You could keep the cider made from that second spin separate from the the first and blend them if needed later. I don't know that the second run wouldn't be watery and tannic; Though that might be exactly what's needed if the first batch is too sweet and thick

Batch blending is called 'coupage', or 'batch blending'.

Spin-dryer drums are stainless steel, right? I don't think that causes any issues at all. The fermentation vats round here are stainless steel and fermenting red wine is more acidic than apple-juice, I guess.

Rough calvados is made from that pomace wash, if you want to do a bit of moonshining as your next project. It is however dangerous and illegal.

But so are a lot of things.
 
Forget buying a still. All you need is a second-hand pressure cooker, some copper tubing and a bit of ingenuity.

There's no pressure involved - you're only raising the temperature to 78 Centigrade - the pressure cooker just provides a simple sealed lid-with-a-hole. And remember, you're only using it to distil water... :p
 
you're only using it to distil water

...in a hide-out in the hills, holding a shotgun in one hand and smoking a corncob pipe with the other.

images
 
Forget buying a still. All you need is a second-hand pressure cooker, some copper tubing and a bit of ingenuity.

There's no pressure involved - you're only raising the temperature to 78 Centigrade - the pressure cooker just provides a simple sealed lid-with-a-hole.
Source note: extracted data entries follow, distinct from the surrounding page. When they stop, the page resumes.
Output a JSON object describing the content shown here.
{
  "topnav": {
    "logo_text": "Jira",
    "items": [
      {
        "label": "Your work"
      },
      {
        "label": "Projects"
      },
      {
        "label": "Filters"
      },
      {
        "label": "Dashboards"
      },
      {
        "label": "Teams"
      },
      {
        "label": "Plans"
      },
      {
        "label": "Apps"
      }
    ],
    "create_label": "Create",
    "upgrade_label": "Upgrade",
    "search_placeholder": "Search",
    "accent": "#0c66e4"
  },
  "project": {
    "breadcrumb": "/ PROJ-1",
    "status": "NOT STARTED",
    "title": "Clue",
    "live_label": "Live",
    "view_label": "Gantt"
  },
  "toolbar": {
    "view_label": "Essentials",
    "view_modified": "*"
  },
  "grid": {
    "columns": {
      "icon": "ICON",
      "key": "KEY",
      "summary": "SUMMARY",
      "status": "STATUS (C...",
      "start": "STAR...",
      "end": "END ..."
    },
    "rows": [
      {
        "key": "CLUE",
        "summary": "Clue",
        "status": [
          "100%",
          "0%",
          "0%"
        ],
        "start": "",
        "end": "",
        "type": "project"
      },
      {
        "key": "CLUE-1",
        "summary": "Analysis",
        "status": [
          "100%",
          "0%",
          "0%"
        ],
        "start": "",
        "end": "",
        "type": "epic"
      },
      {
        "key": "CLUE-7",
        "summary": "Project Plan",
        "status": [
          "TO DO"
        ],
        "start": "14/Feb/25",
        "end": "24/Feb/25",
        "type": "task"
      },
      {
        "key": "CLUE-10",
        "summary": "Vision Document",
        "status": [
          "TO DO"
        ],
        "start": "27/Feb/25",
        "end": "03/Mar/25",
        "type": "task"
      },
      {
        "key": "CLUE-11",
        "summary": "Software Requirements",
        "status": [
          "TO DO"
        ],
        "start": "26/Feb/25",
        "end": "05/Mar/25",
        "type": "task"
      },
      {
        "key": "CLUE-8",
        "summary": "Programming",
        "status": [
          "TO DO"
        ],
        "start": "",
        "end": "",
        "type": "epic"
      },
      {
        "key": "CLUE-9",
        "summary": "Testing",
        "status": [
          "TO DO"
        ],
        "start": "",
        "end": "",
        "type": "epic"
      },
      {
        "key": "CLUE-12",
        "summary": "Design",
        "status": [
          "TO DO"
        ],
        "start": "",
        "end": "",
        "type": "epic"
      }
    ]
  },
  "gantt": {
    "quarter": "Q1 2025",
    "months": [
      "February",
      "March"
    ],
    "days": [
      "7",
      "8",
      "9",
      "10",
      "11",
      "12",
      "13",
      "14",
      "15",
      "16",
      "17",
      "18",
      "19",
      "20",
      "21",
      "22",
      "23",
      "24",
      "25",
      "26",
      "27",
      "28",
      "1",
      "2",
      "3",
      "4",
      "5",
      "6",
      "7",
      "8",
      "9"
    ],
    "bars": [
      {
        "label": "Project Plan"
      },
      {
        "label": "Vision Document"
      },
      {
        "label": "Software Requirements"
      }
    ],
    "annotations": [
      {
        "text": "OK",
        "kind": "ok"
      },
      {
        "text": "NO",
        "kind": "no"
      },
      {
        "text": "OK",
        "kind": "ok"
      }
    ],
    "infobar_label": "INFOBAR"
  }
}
And remember, you're only using it to distil water... :p
You do need a condenser, too...
 
The ethanol vapour has to cool sufficiently to condense. So the vapour has either to flow through a short(ish) length of cooled tubing or a longer length of un-cooled tubing.
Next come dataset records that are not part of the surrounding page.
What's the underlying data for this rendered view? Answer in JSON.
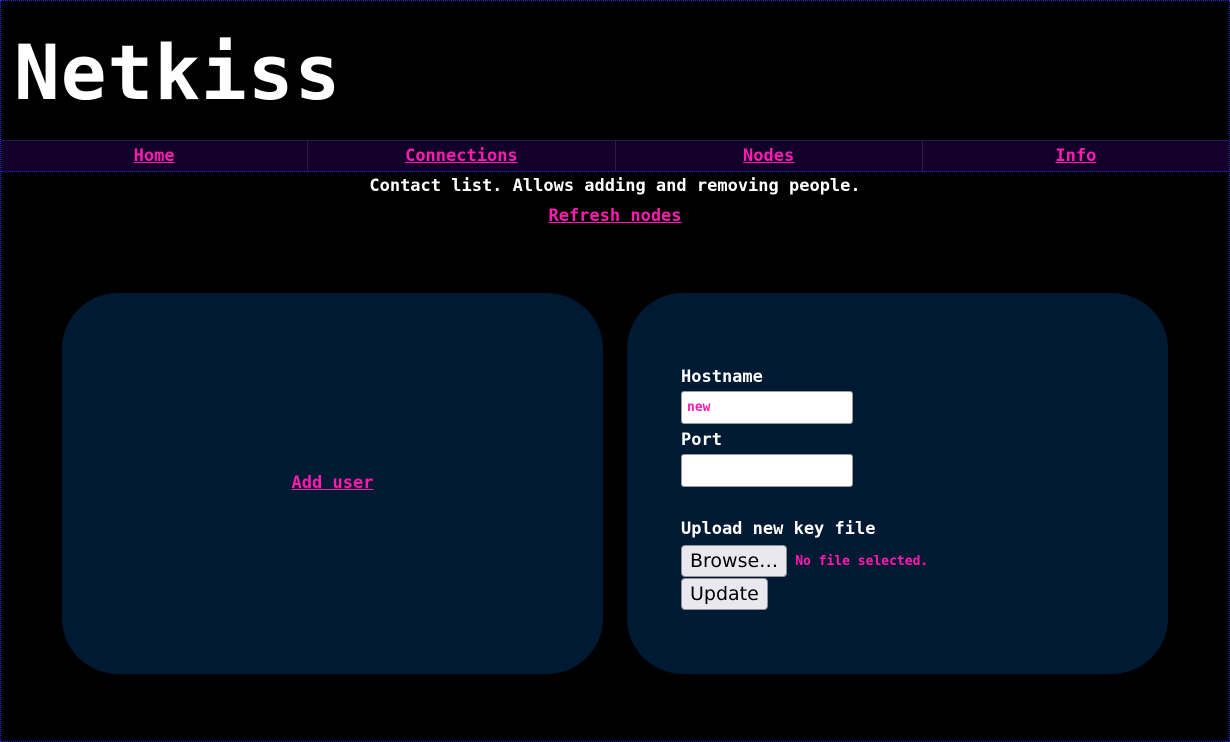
{
  "app": {
    "title": "Netkiss"
  },
  "nav": {
    "items": [
      {
        "label": "Home"
      },
      {
        "label": "Connections"
      },
      {
        "label": "Nodes"
      },
      {
        "label": "Info"
      }
    ]
  },
  "main": {
    "description": "Contact list. Allows adding and removing people.",
    "refresh_label": "Refresh nodes"
  },
  "left_card": {
    "add_user_label": "Add user"
  },
  "right_card": {
    "hostname_label": "Hostname",
    "hostname_value": "new",
    "port_label": "Port",
    "port_value": "",
    "upload_label": "Upload new key file",
    "browse_label": "Browse…",
    "file_status": "No file selected.",
    "update_label": "Update"
  },
  "colors": {
    "background": "#000000",
    "nav_background": "#12002a",
    "card_background": "#001a33",
    "accent_link": "#ff1ab0",
    "border": "#2b2bd6"
  }
}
So, yes, some pipework engineering is required (hence me saying "a bit of ingenuity") but this can range from coils of tubes in a container of cold water (clever but unnecessary) or straight lengths of air-cooled tubing. Or something in between.
 
The ethanol vapour has to cool sufficiently to condense. So the vapour has either to flow through a short(ish) length of cooled tubing or a longer length of un-cooled tubing.

So, yes, some pipework engineering is required (hence me saying "a bit of ingenuity") but this can range from coils of tubes in a container of cold water (clever but unnecessary) or straight lengths of air-cooled tubing. Or something in between.
Ah, OK. In my head, I was probably overengineering things. I usually do.
 
OMG a still. I am transported back to juvenile delinquency involving pipe-bombs (back when you could get most of your 'ingredients' from the local pharmacy (alum) or hardware shops (sodium chlorate) and even the chimney (soot)...and slightly older adventures involving various tinctures, ferments and such - the cannabis vaping oil was the last experiment...and given my offspring's propensity for off-grid tech - rocket stoves, geo-thermal cool stores, solar showers, water pumps - not that we are 'preppers' or anything.
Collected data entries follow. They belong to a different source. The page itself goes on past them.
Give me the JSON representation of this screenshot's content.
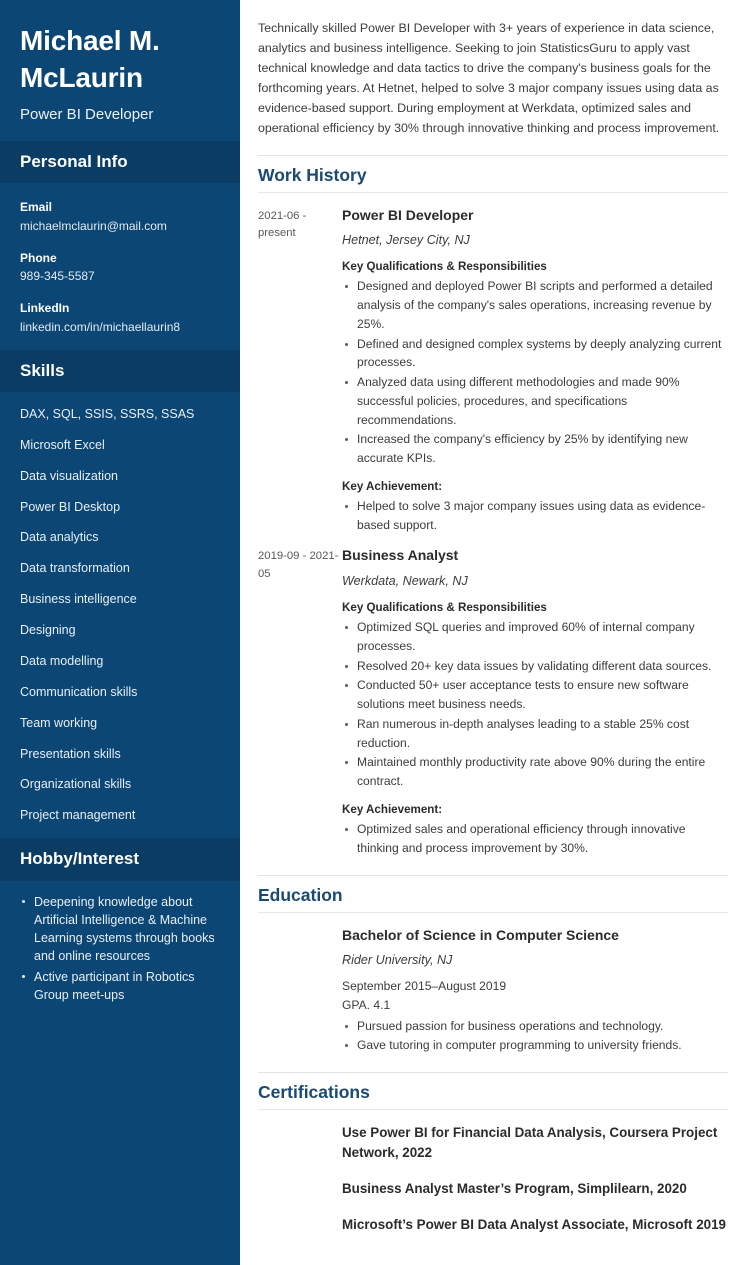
{
  "sidebar": {
    "name": "Michael M. McLaurin",
    "job_title": "Power BI Developer",
    "personal_info": {
      "heading": "Personal Info",
      "items": [
        {
          "label": "Email",
          "value": "michaelmclaurin@mail.com"
        },
        {
          "label": "Phone",
          "value": "989-345-5587"
        },
        {
          "label": "LinkedIn",
          "value": "linkedin.com/in/michaellaurin8"
        }
      ]
    },
    "skills": {
      "heading": "Skills",
      "items": [
        "DAX, SQL, SSIS, SSRS, SSAS",
        "Microsoft Excel",
        "Data visualization",
        "Power BI Desktop",
        "Data analytics",
        "Data transformation",
        "Business intelligence",
        "Designing",
        "Data modelling",
        "Communication skills",
        "Team working",
        "Presentation skills",
        "Organizational skills",
        "Project management"
      ]
    },
    "hobby": {
      "heading": "Hobby/Interest",
      "items": [
        "Deepening knowledge about Artificial Intelligence & Machine Learning systems through books and online resources",
        "Active participant in Robotics Group meet-ups"
      ]
    }
  },
  "main": {
    "summary": "Technically skilled Power BI Developer with 3+ years of experience in data science, analytics and business intelligence. Seeking to join StatisticsGuru to apply vast technical knowledge and data tactics to drive the company's business goals for the forthcoming years. At Hetnet, helped to solve 3 major company issues using data as evidence-based support. During employment at Werkdata, optimized sales and operational efficiency by 30% through innovative thinking and process improvement.",
    "work_history": {
      "heading": "Work History",
      "entries": [
        {
          "dates": "2021-06 - present",
          "title": "Power BI Developer",
          "org": "Hetnet, Jersey City, NJ",
          "qualifications_label": "Key Qualifications & Responsibilities",
          "qualifications": [
            "Designed and deployed Power BI scripts and performed a detailed analysis of the company's sales operations, increasing revenue by 25%.",
            "Defined and designed complex systems by deeply analyzing current processes.",
            "Analyzed data using different methodologies and made 90% successful policies, procedures, and specifications recommendations.",
            "Increased the company's efficiency by 25% by identifying new accurate KPIs."
          ],
          "achievement_label": "Key Achievement:",
          "achievements": [
            "Helped to solve 3 major company issues using data as evidence-based support."
          ]
        },
        {
          "dates": "2019-09 - 2021-05",
          "title": "Business Analyst",
          "org": "Werkdata, Newark, NJ",
          "qualifications_label": "Key Qualifications & Responsibilities",
          "qualifications": [
            "Optimized SQL queries and improved 60% of internal company processes.",
            "Resolved 20+ key data issues by validating different data sources.",
            "Conducted 50+ user acceptance tests to ensure new software solutions meet business needs.",
            "Ran numerous in-depth analyses leading to a stable 25% cost reduction.",
            "Maintained monthly productivity rate above 90% during the entire contract."
          ],
          "achievement_label": "Key Achievement:",
          "achievements": [
            "Optimized sales and operational efficiency through innovative thinking and process improvement by 30%."
          ]
        }
      ]
    },
    "education": {
      "heading": "Education",
      "entries": [
        {
          "degree": "Bachelor of Science in Computer Science",
          "school": "Rider University, NJ",
          "dates": "September 2015–August 2019",
          "gpa": "GPA. 4.1",
          "bullets": [
            "Pursued passion for business operations and technology.",
            "Gave tutoring in computer programming to university friends."
          ]
        }
      ]
    },
    "certifications": {
      "heading": "Certifications",
      "entries": [
        "Use Power BI for Financial Data Analysis, Coursera Project Network, 2022",
        "Business Analyst Master’s Program, Simplilearn, 2020",
        "Microsoft’s Power BI Data Analyst Associate, Microsoft 2019"
      ]
    }
  }
}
Pipework engineering is no problem whatsoever now youngest is a metalworker/fabricator. Will post pics of his home-made woodstove - a cyberpunk item of some beauty.
 
A further supply of applelets have arrived. Will poddle around collecting them tomorrow. Then have a look at pressing ...
 
I am now concerned that a chipper (which I have) is not the same as a shredder (has a flail as well as blades for shredding fibrous leafage)...and think the chopping will be the most crucial part of extracting juice, especially by centrifugal force...so looking at cheapo used woodshredder on Ebay (I got the spin dryer for 99p). Was considering a self build...but the press is considerably easier to make than a grinder...so might also end up buying a grinder and making a press if the spindryer doesn't extract enough juice.
The first windfalls are lying about the plot so time is of the essence.
 
I really don't remember what our machine did exactly, but it made everything dry into chips or moist into mulch for the garden and that spun quite successfully but must depend on the liquid content of apple varieties etc.

Thinking aloud, what about something like a waste disposal, that must grind pretty finely:
Insinkerator Kitchen Food Waste Disposal Unit Model 55 | eBay

One second hand with the sink still attached sounds hygienic and adaptable.